Freeze continues for undergrad tuition at YSU; other fees raised


By Harold Gwin

This will be the third year that in-state tuition has been stable.

YOUNGSTOWN — Youngstown State University didn’t have to raise undergraduate tuition to balance a $150.1 million general fund budget for 2009-10, but some other fees as well as graduate-student tuition are going up.

The university’s board of trustees approved the spending plan and related tuition and fee schedules Friday.

The new budget reflects a 1.4 percent increase over this year’s spending.

Helping to fund that increase is an anticipated $400,000 in new revenue resulting from a 6 percent increase in graduate student tuition and $200,000 in revenue from a new fee imposed on junior and senior students attending the Bitonte College of Health and Human Services.

The fee amounts to $6.50 per credit hour and will be used to defray the cost of purchasing instructional equipment for health-care programs in which those students are enrolled.

The state had been supplying the money for those purchases in the past, but that revenue stream is drying up.

Room and board costs for the nearly 1,300 students living on campus will go up slightly more than 4 percent, and the single- room surcharge will increase as well.

What won’t change is in-state undergraduate tuition, which will be frozen for the third consecutive year. Also, trustees earlier this year approved the creation of the Western Pennsylvania Advantage tuition program for this fall, giving a cost break to out-of-state students living in eight Western Pennsylvania counties.

The tuition they pay was lowered to just $200 more per year than in-state students pay, and will remain at that level. In-state students pay $6,721 annually.

That effort appears to have already been successful, said David C. Sweet, YSU president.
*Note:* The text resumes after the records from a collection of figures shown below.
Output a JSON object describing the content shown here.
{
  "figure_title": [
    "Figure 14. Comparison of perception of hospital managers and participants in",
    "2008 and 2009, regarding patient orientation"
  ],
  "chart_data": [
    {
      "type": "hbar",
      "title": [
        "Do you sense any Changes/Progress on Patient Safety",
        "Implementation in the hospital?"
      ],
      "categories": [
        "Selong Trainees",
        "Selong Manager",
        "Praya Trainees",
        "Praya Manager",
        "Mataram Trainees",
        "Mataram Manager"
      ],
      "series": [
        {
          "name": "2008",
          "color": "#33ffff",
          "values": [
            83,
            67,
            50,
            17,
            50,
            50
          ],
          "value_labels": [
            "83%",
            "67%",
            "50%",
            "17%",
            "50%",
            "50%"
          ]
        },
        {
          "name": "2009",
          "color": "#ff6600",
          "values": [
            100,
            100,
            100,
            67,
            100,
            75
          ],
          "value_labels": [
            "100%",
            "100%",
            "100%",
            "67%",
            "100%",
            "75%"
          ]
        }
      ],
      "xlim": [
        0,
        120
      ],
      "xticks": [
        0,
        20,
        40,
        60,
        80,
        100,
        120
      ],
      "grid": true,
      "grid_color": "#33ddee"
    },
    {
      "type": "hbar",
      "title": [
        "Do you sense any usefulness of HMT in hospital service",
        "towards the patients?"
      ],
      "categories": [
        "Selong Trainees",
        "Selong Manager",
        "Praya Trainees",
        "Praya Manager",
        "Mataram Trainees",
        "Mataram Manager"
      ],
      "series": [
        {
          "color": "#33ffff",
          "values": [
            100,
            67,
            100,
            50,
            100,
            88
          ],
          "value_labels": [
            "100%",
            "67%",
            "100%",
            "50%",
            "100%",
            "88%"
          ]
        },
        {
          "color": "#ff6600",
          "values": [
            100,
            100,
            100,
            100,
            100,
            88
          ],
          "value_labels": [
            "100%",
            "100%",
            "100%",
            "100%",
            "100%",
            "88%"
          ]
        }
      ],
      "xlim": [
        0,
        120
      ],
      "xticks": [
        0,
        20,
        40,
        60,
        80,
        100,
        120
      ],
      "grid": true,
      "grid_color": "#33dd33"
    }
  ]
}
Response has been beyond expectations, he said, noting that applications from the targeted area are running 16 percent ahead of last year.

The trustees’ finance and facilities committee was scheduled to vote on the budget June 4, but a question of possible funding responsibilities for the Youngstown Early College program, a joint effort by YSU and the Youngstown City School District, caused concern.
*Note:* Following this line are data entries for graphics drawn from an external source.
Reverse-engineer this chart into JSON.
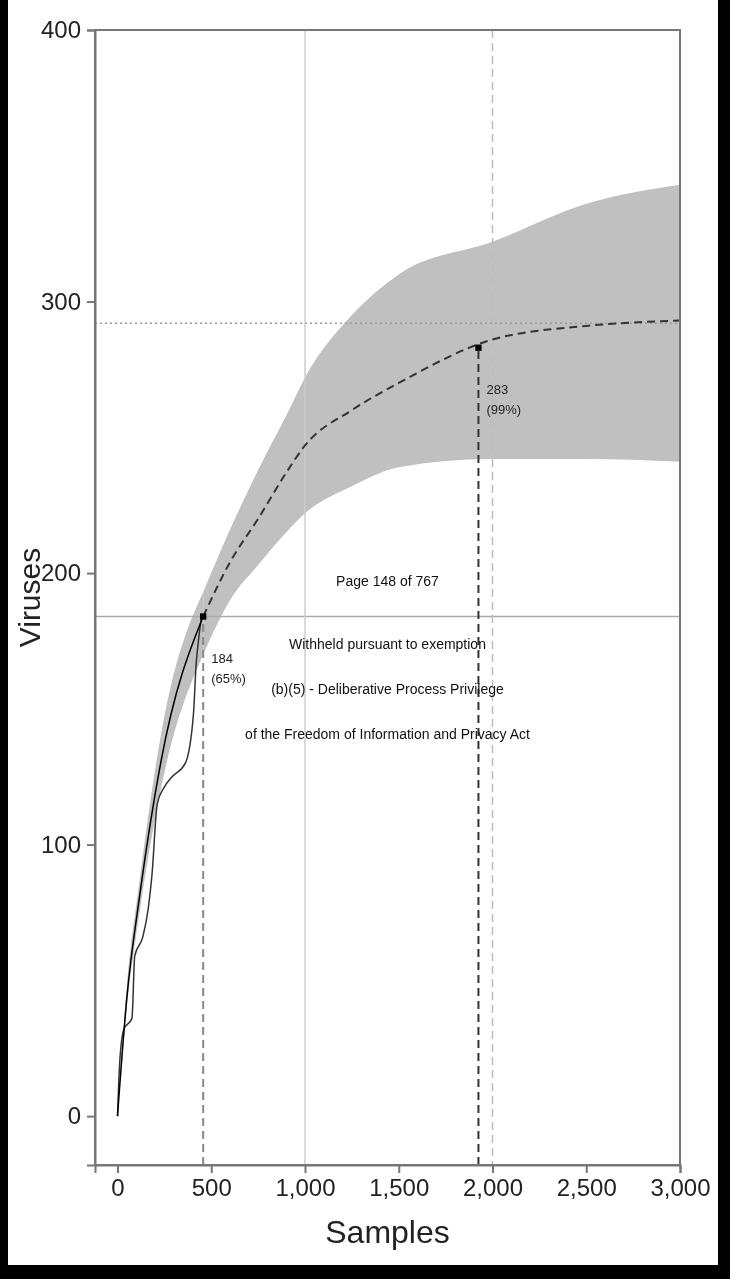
{
  "chart_data": {
    "type": "line",
    "xlabel": "Samples",
    "ylabel": "Viruses",
    "xlim": [
      -120,
      3000
    ],
    "ylim": [
      -18,
      400
    ],
    "xticks": [
      0,
      500,
      {
        "value": 1000,
        "label": "1,000"
      },
      {
        "value": 1500,
        "label": "1,500"
      },
      {
        "value": 2000,
        "label": "2,000"
      },
      {
        "value": 2500,
        "label": "2,500"
      },
      {
        "value": 3000,
        "label": "3,000"
      }
    ],
    "yticks": [
      0,
      100,
      200,
      300,
      400
    ],
    "grid": false,
    "series": [
      {
        "color": "#333333",
        "line_style": "solid",
        "x": [
          0,
          12,
          34,
          77,
          92,
          135,
          163,
          184,
          212,
          248,
          291,
          362,
          405,
          420,
          430,
          448
        ],
        "values": [
          0,
          20,
          32,
          36,
          59,
          66,
          76,
          89,
          115,
          121,
          125,
          130,
          148,
          167,
          174,
          184
        ]
      },
      {
        "color": "#000000",
        "line_style": "solid",
        "x": [
          0,
          49,
          120,
          233,
          457
        ],
        "values": [
          0,
          43,
          82,
          131,
          184
        ],
        "lower": [
          0,
          39,
          76,
          121,
          170
        ],
        "upper": [
          0,
          47,
          88,
          141,
          193
        ]
      },
      {
        "color": "#333333",
        "line_style": "dashed",
        "x": [
          457,
          600,
          750,
          900,
          1000,
          1250,
          1500,
          2000,
          2500,
          3000
        ],
        "values": [
          184,
          204,
          220,
          237,
          247,
          260,
          270,
          286,
          291,
          293
        ],
        "lower": [
          170,
          190,
          203,
          215,
          222,
          232,
          239,
          242,
          242,
          241
        ],
        "upper": [
          193,
          216,
          238,
          258,
          272,
          295,
          310,
          322,
          336,
          343
        ]
      },
      {
        "color": "#888888",
        "line_style": "dashed",
        "x": [
          457,
          457
        ],
        "values": [
          -18,
          184
        ]
      },
      {
        "color": "#333333",
        "line_style": "dashed",
        "x": [
          1925,
          1925
        ],
        "values": [
          -18,
          283
        ]
      },
      {
        "type": "scatter",
        "marker": "square",
        "color": "#000000",
        "x": [
          457,
          1925
        ],
        "values": [
          184,
          283
        ]
      }
    ],
    "ref_lines": [
      {
        "axis": "y",
        "value": 184,
        "color": "#aaaaaa",
        "line_style": "solid"
      },
      {
        "axis": "y",
        "value": 292,
        "color": "#999999",
        "line_style": "dotted"
      },
      {
        "axis": "x",
        "value": 1000,
        "color": "#cccccc",
        "line_style": "solid"
      },
      {
        "axis": "x",
        "value": 2000,
        "color": "#bbbbbb",
        "line_style": "dashed"
      }
    ],
    "annotations": [
      {
        "text": "184 (65%)",
        "x": 457,
        "y": 184
      },
      {
        "text": "283 (99%)",
        "x": 1925,
        "y": 283
      },
      "Page 148 of 767",
      "Withheld pursuant to exemption",
      "(b)(5) - Deliberative Process Privilege",
      "of the Freedom of Information and Privacy Act"
    ]
  }
}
The program on the YSU campus provides selected city high school students with an opportunity to attend college classes while earning their high school diplomas.

The arrangement called for YSU to pick up 49 percent of their tuition cost, and the city schools were to cover the remaining 51 percent.

The program is four years old, and neither the university nor school district has had to pay any tuition cost so far. The state has been picking that up with grant funds, amounting to some $600,000 a year.

Uncertainties with the state biennial budget now being prepared in Columbus have indicated the two partners might have to pick up some or all of that tuition bill next school year.

Some financial and facilities committee members were reluctant to vote on the budget until they knew how that liability would be covered.

The issue was resolved Friday with a decision to take YSU’s share of the tuition, up to $350,000 if needed, from a $600,000 scholarship reserve, leaving $250,000 in that account for any other scholarship contingencies.

gwin@vindy.com


BUDGET CHANGES: Tuition and fees

Breakdown of tuition and room and board costs in the 2009-10 YSU general fund budget:

In-state undergraduate tuition: Frozen at $6,721 annually.

Western Pennsylvania Advantage undergraduate tuition: Reduced from $9,413 to $6,921 annually.

Nonregional undergraduate tuition: Frozen at $12,393 annually.

In-state graduate tuition: Up $524 to $9,251 annually.

Nonresident graduate tuition: Up $524 to $9,451 annually.

Room and board: Up $310 to $7,400 annually.

Single-room surcharge: Up $20 to $860 annually.